Info
El Salvador
EIN EXZELLENTER LEICHNAM
Daß der Bürgerkrieg um die Macht über die kleine Kaffeeplantage El Salvador täglich Dutzende von Leichen produziert, registriert der bürgerliche Blick als das, was es ist: der ganz zivile Alltag von Habenichtsen, die nicht über eine so gelungene Form des Über- und öffentlichen Lebens verfügen wie unser demokratischer Sozialstaat.
Empört über das Massensterben zeigt man sich, wenn in dem Gemetzel einer der offiziellen Anwälte der Armen und Vorbeter der geistlichen Macht bei der Berufsausübung hinterrücks ermordet wird. Über die Ermordung des Kirchenfürsten entrüstet sich das demokratische Gewissen, weil Romero die Integrität der Moral repräsentierte, die zur Gewalt in solchen Ländern gehört.
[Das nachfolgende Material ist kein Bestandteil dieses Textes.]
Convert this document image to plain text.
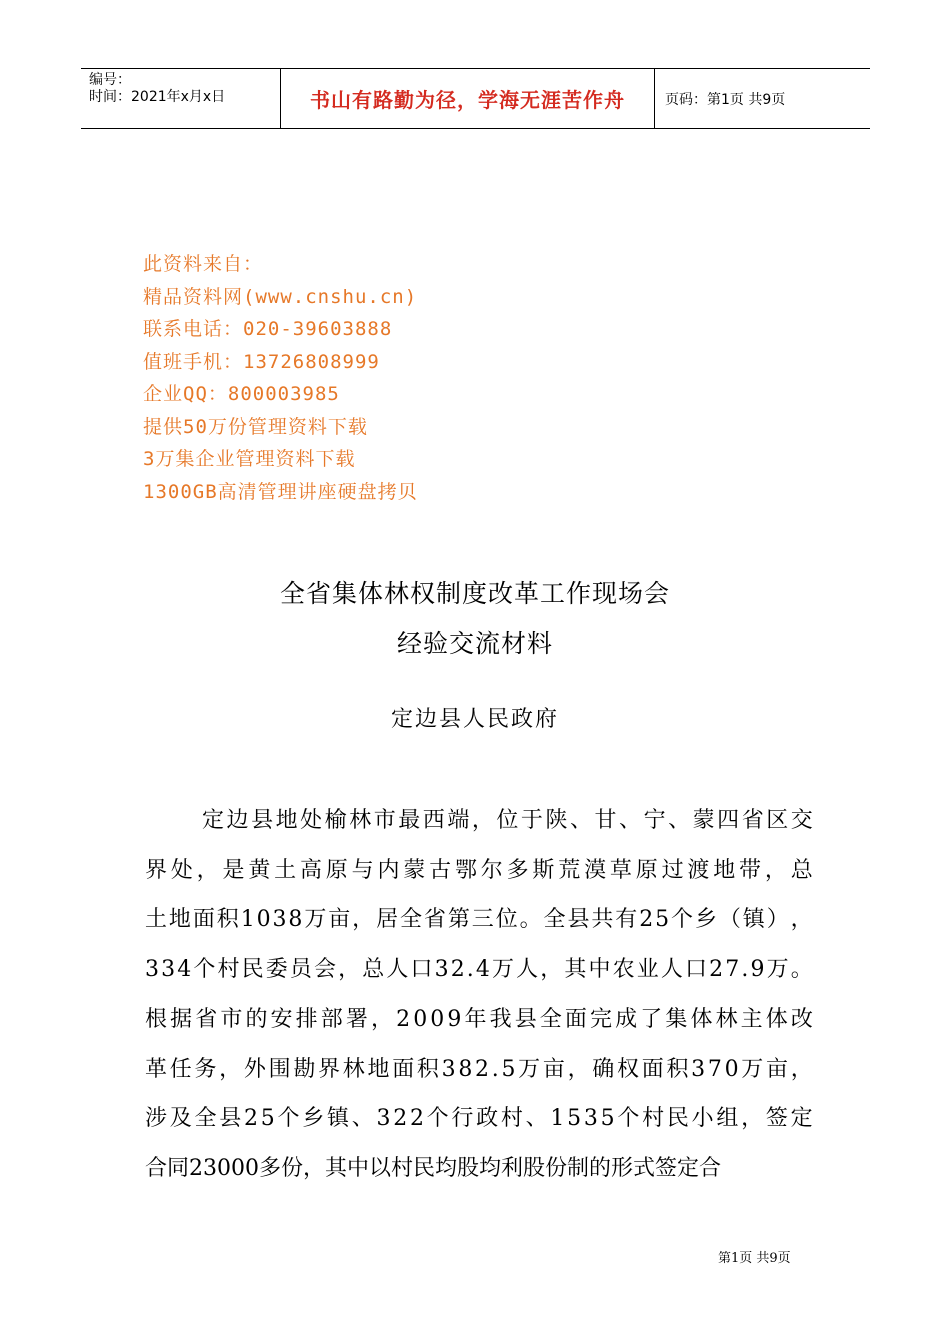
编号：
时间：2021年x月x日	书山有路勤为径，学海无涯苦作舟	页码：第1页 共9页
此资料来自：
精品资料网(www.cnshu.cn)
联系电话：020-39603888
值班手机：13726808999
企业QQ：800003985
提供50万份管理资料下载
3万集企业管理资料下载
1300GB高清管理讲座硬盘拷贝
全省集体林权制度改革工作现场会
经验交流材料
定边县人民政府
定 边 县 地 处 榆 林 市 最 西 端 ， 位 于 陕 、 甘 、 宁 、 蒙 四 省 区 交
界 处 ， 是 黄 土 高 原 与 内 蒙 古 鄂 尔 多 斯 荒 漠 草 原 过 渡 地 带 ， 总
土 地 面 积 1 0 3 8 万 亩 ， 居 全 省 第 三 位 。 全 县 共 有 2 5 个 乡 （ 镇 ） ，
3 3 4 个 村 民 委 员 会 ， 总 人 口 3 2 . 4 万 人 ， 其 中 农 业 人 口 2 7 . 9 万 。
根 据 省 市 的 安 排 部 署 ， 2 0 0 9 年 我 县 全 面 完 成 了 集 体 林 主 体 改
革 任 务 ， 外 围 勘 界 林 地 面 积 3 8 2 . 5 万 亩 ， 确 权 面 积 3 7 0 万 亩 ，
涉 及 全 县 2 5 个 乡 镇 、 3 2 2 个 行 政 村 、 1 5 3 5 个 村 民 小 组 ， 签 定
合同23000多份，其中以村民均股均利股份制的形式签定合
第1页 共9页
Für bewunderungswürdig hält das gleiche Bewußtsein, das hierzulande Ratzinger und Co. den ihnen gebührenden Respekt zollt, den Pfaffen nämlich, weil er die Zustände als menschenunwürdig anprangerte und dabei soweit ging, sein eigenes Leben aufs Spiel zu setzen. Er hat sich zur "Stimme der Hoffnung" für die Armen gemacht und für diesen Zynismus der Anerkennung und Vertröstung deo Elends den "Mut" aufgebracht, ohne Sicherheitsvorkehrungen in die Slums zu fahren mit der Botschaft, daß Gott sie nicht vergessen hat. Daß die Kirchenmoral in solchen Ländern teilweise rebellisch wird - als affirmative Einstellung zum Elend greift sie dort das Elend an, weil sie in ihm die Ursache für die Schwierigkeit eines geordneten = christlichen Verhältnisses zur Obrigkeit entdeckt -, daß die kirchlichen Ideale einer höheren Gerechtigkeit sie in Opposition zur etablierten Herrschaft bringen, erlaubt den hiesigen Parteigängern christlicher Humanität, die mit den christlichen Idealen ruhig das Funktionieren ihrer Ordnung akzeptieren, wieder einmal den interessierten Gegensatz zwischen Gewalt und Menschenwürde aufzumachen. Diesselbe Zeitung, die sich über die Vorführung gewöhnlicher Leichen aus Salvador in der Tagesschau entrüstet, widmete dem bischöflichen Kadaver zum Nachruftext das passende Bild. So ist die Stilisierung des Bischofs zum Märtyrer im Kampf für die ewig Unterprivilegierten ein schöner Beweis, wie gekonnt es das bürgerliche Bewußtsein versteht, gerade an Opfern, die das Wirken des Imperialismus in solchen Armenhäusern produziert, dessen Menschlichkeitsideale moralisch ins Recht zu setzen. Die Kritik an den Machthabern in Staaten wie El Salvador ist dann nichts als die Beschwerde darüber, daß die Herrschaft den Glauben der Beherrschten nicht nur benützt, sondern durch ihren verantwortungslosen Gebrauch gegen sich aufbringt.